For about, well, nine years now I’ve been working a book on messaging. The basic tenet has been that companies, organizations need to master the art of messaging, not just to attract attention and change minds but in order to effectively compete. And, that messaging – as lead by communicators will dwarf the spend and effort put into traditional brand processes.
The two current hot-points in messaging are framing and the challenge to the Universal Message. These two notions together are perhaps the most powerful combination in communications today. They underpin the most effective of messaging campaigns.
UC Berkeley Professor George Lakoff has produced one of the best pieces on framing – essentially the art of using messaging as a competitive tool. Also see his interview on PBS.
Language always comes with what is called “framing.” Every word is defined relative to a conceptual framework. If you have something like “revolt,” that implies a population that is being ruled unfairly, or assumes it is being ruled unfairly, and that they are throwing off their rulers, which would be considered a good thing. That’s a frame.
Parallel to this another movement has been hammering away at the need for a single message to underpin the brand. This notion has been the rainmaker for many a consulting firm who has delighted in pointing out to their clients (read victim) how many messages they have and thereby how messed-up they are. Let’s call this the plee for the Universal Message.
Recently a cat-fight broke out in Ad Age between the ‘positionistas’ and McDonald’s CMO, Larry Light. Larry said at an AdWatch conference he was abandoning the universal message concept in favor of a “brand journalism approach”. No more one message for all. Instead, brand journalism:
“…is a chronicle of the varied things that happen in our brand world, throughout our day, throughout the years. Our brand means different things to different people. It does not have one brand position. It is positioned differently in the minds of kids, teens, young adults, parents and seniors. It is positioned differently at breakfast, lunch, dinner, snack, weekday, weekend, with kids or on a business trip.
“Brand Journalism allows us to be a witness to the multi-faceted aspects of a brand story. No one communication alone tells the whole brand story.
“Each communication provides a different insight into our brand. It all adds up to a McDonald’s journalistic brand chronicle.”
For me, this idea is an interesting one. Laura Ries thinks it’s pretty silly.
The notion that McDonald’s should abandon the positioning philosophy and instead adopt a brand journalism approach is lunacy. Brand journalism is just another name for an approach that has been tried and has failed many times before. It is the everybody trap. Brand journalism attempts to make a brand appeal to everybody by using many different brand messages.
Brands that try to appeal to everyone end up appealing to no one.

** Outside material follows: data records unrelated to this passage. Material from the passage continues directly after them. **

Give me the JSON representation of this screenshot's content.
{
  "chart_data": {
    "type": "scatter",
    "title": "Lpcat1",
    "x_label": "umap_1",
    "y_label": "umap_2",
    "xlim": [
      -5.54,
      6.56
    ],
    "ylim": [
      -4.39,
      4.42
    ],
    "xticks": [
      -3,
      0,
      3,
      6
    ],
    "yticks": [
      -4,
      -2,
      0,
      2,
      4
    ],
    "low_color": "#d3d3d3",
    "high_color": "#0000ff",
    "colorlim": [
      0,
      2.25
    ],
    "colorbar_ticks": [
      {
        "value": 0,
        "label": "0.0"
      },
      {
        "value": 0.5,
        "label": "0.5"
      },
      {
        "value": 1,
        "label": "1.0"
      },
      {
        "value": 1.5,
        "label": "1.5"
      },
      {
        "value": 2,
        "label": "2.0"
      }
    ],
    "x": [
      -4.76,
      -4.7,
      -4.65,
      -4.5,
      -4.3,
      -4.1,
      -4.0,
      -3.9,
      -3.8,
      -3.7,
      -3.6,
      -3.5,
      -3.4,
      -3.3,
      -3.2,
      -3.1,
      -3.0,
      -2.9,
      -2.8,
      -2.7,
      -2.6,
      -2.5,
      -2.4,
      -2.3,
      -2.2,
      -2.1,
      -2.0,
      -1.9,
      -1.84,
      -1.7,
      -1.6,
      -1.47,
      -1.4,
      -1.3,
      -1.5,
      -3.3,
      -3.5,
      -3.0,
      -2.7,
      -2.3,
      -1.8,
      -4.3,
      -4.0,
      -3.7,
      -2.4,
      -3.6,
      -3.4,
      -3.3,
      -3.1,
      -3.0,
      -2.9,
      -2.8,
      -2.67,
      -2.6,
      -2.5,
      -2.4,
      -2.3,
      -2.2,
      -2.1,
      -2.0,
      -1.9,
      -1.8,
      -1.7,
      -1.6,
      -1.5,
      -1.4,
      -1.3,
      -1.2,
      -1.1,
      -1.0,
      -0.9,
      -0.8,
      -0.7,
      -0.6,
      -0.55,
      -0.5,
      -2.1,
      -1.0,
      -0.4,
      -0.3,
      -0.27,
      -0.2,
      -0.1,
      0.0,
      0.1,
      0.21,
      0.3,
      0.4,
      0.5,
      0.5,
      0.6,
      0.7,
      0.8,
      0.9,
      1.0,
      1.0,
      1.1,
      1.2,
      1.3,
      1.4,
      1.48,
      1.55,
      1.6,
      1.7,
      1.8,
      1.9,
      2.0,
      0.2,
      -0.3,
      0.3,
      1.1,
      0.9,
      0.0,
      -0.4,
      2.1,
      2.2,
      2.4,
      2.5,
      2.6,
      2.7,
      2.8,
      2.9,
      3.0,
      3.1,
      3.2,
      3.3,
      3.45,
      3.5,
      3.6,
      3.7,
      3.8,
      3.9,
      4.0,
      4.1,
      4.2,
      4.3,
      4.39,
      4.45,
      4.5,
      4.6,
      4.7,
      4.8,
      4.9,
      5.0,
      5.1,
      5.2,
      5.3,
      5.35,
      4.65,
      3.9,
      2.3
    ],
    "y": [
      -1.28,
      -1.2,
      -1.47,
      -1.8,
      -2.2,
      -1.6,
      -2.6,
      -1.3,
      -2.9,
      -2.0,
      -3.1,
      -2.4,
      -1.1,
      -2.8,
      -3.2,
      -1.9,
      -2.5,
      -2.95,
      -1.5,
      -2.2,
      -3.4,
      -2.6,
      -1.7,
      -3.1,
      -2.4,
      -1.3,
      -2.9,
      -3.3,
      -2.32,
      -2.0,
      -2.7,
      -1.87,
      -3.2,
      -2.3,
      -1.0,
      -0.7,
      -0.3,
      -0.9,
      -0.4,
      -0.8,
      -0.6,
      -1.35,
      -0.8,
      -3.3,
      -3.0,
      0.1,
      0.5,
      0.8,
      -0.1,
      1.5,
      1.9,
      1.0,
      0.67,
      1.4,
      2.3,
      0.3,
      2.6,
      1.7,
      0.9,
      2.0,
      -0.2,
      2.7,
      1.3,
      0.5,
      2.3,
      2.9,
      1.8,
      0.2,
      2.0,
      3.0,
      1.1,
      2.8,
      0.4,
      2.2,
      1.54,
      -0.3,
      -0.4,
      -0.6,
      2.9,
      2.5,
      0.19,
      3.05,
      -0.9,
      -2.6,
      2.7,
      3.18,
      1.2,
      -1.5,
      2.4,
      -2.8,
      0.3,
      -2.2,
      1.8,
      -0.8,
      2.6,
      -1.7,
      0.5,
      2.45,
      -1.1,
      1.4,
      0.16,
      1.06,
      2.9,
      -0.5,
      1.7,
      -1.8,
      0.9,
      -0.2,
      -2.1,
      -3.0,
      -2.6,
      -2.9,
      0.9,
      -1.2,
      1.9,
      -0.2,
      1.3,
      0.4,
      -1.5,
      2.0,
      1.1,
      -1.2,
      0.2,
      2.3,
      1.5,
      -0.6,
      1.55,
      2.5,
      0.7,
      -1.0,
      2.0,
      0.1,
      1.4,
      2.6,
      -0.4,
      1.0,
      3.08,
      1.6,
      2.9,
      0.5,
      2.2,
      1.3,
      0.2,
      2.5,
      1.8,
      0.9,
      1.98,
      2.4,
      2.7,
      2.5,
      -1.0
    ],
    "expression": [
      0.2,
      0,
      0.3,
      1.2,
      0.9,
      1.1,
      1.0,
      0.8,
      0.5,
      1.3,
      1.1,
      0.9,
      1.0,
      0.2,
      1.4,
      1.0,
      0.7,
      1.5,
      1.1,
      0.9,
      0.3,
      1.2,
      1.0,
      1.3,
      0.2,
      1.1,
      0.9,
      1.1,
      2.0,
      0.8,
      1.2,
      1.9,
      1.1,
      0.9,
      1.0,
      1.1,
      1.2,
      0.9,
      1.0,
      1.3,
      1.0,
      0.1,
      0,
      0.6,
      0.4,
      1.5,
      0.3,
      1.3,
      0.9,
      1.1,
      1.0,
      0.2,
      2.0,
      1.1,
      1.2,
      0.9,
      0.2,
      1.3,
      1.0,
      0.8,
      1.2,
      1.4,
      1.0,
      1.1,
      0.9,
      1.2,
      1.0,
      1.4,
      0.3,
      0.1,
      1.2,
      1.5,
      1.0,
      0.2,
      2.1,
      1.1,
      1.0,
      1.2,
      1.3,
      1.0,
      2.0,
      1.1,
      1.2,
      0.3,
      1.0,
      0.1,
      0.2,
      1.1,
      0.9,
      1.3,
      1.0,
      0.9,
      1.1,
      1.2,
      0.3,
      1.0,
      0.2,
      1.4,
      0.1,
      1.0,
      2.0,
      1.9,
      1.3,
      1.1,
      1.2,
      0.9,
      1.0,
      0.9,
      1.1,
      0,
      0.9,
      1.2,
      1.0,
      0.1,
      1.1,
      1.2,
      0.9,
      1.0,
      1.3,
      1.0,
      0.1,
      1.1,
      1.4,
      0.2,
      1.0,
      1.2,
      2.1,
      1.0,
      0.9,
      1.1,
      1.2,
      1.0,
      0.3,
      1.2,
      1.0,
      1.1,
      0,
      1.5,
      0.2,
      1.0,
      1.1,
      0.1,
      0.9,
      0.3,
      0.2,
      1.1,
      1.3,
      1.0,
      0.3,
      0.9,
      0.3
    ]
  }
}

Now while I take her point, the notion Larry is getting at points to the need to infuse brands with meaningful messages and deeper storytelling. Most brand marketers get it wrong. There is clear evidence that a single message presented in an unrelenting integrated marketing campaign winds-up dull and boring. But that doesn’t mean message diversity (driven by audience diversity) replaces the need for a clear and decisive position.
So, where I do agree with Laura is that while every company has multiple audiences we need to prioritize them and speak more to one than any other. They are the audience that defines the brand. In McDonalds’s case, that’s kids (I think). But lets not confuse focusing the marketing effort with focusing the message.
This is a fascinating debate. In converging these two trains of thought – framing and universal messaging – you get at the tenets of effective communications:-
1. Messages must resonate with a single audience first and foremost. They must speak to someone. Everybody is nobody.
2. Messages must be dimensionalized through storytelling. One message can live in many stories, for many different audiences.
3. Messages are being used today to frame competitors as effectively as they are being used to frame brands. Simon Phipps recent blog looks at how Sun’s competitors have been doing this to us (the bad news). The good news – we’ve figured this out! Actually, we’ve been doing it better than most for a very long time.
4. Even for framing to work, it needs to be underpinned with deep storytelling. Even if that storytelling is, well, a story. You can compete with framing through storytelling.
5. Messages need to be part of the product experience – the experience that can only be had and held by an individual. I liked what Burger King’s ad agency was reported to have done with the doors on stores – they had them open either way and then marked the door the the brand message “have it your way”. Brand + experience + message. This is a little superficial but you get the point.